Die Zukunft des intelligenten Ladens

Mit dem wachsenden Markt für Elektrofahrzeuge wird der Bedarf an intelligenten Ladeinfrastrukturen weiter zunehmen. Diese intelligente Steuerungseinrichtung stellt einen wichtigen Schritt nach vorne dar, doch ihr Potenzial geht über die derzeitigen Funktionen hinaus. Zukünftige Iterationen könnten künstliche Intelligenz-Algorithmen integrieren, um die Ladeanforderungen genauer vorherzusagen und die Energieverteilung weiter zu optimieren. Die Integration mit erneuerbaren Energien wie Solar- oder Windenergie könnte den Ladevorgang nachhaltiger gestalten und sich so an globale Bemühungen zur Reduktion des Kohlenstofffußabdrucks anpassen.

Die Einhaltung nationaler Standards durch die Vorrichtung gewährleistet die Kompatibilität mit bestehender und zukünftiger Ladeinfrastruktur, was sie zu einer skalierbaren Lösung macht, die mit der Entwicklung der Branche wachsen kann. Ihr modularer Aufbau ermöglicht zudem einfache Upgrades, sodass das System an neue Technologien und sich ändernde Anforderungen angepasst werden kann.

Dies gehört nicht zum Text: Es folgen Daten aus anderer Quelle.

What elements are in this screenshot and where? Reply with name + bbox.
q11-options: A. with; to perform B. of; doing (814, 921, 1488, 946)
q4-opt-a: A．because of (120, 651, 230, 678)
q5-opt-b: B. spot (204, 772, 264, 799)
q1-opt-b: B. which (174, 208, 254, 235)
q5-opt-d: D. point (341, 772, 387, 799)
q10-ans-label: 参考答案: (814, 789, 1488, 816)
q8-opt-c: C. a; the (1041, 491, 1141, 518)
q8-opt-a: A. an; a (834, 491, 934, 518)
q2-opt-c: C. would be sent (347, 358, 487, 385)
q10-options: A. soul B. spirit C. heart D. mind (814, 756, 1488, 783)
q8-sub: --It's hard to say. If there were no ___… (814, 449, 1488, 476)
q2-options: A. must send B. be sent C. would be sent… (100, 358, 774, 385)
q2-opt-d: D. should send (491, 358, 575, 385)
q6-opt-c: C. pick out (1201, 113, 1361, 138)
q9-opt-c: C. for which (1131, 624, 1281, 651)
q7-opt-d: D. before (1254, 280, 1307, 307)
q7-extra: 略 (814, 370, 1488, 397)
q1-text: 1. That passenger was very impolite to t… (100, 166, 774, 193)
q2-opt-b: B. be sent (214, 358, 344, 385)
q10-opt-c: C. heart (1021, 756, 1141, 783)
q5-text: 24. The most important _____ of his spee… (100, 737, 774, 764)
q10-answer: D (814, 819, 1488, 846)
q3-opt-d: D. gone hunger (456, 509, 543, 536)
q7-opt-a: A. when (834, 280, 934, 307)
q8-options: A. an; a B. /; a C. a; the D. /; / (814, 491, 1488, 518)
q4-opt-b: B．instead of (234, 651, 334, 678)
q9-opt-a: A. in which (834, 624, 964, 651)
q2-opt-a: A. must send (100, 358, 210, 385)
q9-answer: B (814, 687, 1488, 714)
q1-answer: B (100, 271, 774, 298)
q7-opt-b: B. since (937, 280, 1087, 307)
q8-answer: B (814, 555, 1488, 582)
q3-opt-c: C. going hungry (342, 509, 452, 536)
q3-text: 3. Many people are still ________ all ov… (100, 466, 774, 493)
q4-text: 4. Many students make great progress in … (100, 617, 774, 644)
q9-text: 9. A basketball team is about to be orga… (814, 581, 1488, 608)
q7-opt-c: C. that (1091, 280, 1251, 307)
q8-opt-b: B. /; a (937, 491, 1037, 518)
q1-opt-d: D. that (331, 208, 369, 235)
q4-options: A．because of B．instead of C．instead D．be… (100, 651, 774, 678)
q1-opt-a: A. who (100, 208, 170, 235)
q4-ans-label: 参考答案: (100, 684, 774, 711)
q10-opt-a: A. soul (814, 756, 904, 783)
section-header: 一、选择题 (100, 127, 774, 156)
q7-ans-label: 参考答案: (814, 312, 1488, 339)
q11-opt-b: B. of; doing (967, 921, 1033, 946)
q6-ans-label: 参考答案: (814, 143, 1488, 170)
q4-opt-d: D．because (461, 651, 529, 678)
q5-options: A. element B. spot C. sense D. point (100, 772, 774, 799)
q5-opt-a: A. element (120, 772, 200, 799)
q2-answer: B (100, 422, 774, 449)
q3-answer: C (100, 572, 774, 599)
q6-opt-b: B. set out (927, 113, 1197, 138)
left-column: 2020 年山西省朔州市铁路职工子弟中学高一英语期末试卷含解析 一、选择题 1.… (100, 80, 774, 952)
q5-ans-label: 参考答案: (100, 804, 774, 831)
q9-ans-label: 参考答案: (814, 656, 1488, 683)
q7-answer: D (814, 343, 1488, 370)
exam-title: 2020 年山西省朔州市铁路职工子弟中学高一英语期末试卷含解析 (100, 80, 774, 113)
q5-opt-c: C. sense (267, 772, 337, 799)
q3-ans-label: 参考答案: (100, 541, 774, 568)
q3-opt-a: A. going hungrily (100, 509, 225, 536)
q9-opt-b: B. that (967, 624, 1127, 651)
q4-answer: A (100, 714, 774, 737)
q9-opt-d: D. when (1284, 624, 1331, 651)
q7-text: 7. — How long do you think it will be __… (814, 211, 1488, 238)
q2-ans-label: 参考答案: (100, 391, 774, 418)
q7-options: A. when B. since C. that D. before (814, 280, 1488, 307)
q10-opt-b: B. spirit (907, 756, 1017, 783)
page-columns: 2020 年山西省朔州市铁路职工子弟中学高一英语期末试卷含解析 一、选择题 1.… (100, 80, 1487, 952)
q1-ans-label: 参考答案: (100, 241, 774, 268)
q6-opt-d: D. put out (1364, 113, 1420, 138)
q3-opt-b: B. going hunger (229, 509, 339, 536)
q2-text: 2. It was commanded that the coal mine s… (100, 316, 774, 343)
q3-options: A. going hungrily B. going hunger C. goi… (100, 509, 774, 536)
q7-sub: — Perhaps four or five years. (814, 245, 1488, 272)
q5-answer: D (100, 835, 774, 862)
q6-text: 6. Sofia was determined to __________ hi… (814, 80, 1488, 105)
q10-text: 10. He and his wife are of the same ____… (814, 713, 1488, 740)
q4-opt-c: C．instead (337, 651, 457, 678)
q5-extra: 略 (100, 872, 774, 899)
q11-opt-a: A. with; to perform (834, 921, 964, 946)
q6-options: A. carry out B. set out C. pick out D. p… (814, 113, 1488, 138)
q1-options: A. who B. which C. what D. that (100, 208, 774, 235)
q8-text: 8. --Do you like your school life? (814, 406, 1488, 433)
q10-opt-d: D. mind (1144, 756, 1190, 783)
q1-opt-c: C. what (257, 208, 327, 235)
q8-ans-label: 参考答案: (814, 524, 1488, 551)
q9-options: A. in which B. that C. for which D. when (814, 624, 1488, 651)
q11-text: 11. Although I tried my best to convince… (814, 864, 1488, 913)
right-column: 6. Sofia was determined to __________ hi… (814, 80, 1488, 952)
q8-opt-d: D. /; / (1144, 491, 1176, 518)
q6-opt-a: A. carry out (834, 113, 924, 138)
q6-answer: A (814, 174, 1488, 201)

In einer Welt, in der der Übergang zur elektrischen Mobilität keine Wahl mehr, sondern eine Notwendigkeit ist, sind Innovationen wie diese intelligente Ladeverwaltungsvorrichtung Schlüsselfaktoren. Sie lösen nicht nur die gegenwärtigen Herausforderungen der Ladeinfrastruktur, sondern legen auch die Grundlage für ein vernetztereres, effizienteres und nachhaltigeres Verkehrsökosystem.

Über das Forschungsteam

Diese innovative Einrichtung ist das Ergebnis einer kooperativen Forschung von Yuanbin Liu, Yihao Zhao, Xuezhong Fan, Lingxin Kong, Renfeng Yue und Yan Su. Das Team umfasst Forscher aus führenden Institutionen und Unternehmen, darunter die School of Control Science and Engineering der Shandong University, die Qilu University of Technology (Shandong Academy of Sciences), die Shandong Aipu Electric Equipment Co., Ltd., die Shandong Electric Engineering Group Co., Ltd., die Shandong Aipu Electric Equipment Co., Ltd. Jinan High-Tech Branch und die State Grid Shandong Jinan Licheng District Power Supply Company.

Ihre Arbeit, die in der Zeitschrift „Technology Innovation and Application“ (2024, Heft 17, DOI: 10.19981/j.CN23-1581/G3.2024.17.012) veröffentlicht wurde, ist ein Beispiel für die Kraft der interinstitutionellen Zusammenarbeit bei der Förderung technologischer Fortschritte und gibt einen Einblick in die Zukunft der intelligenten Mobilität.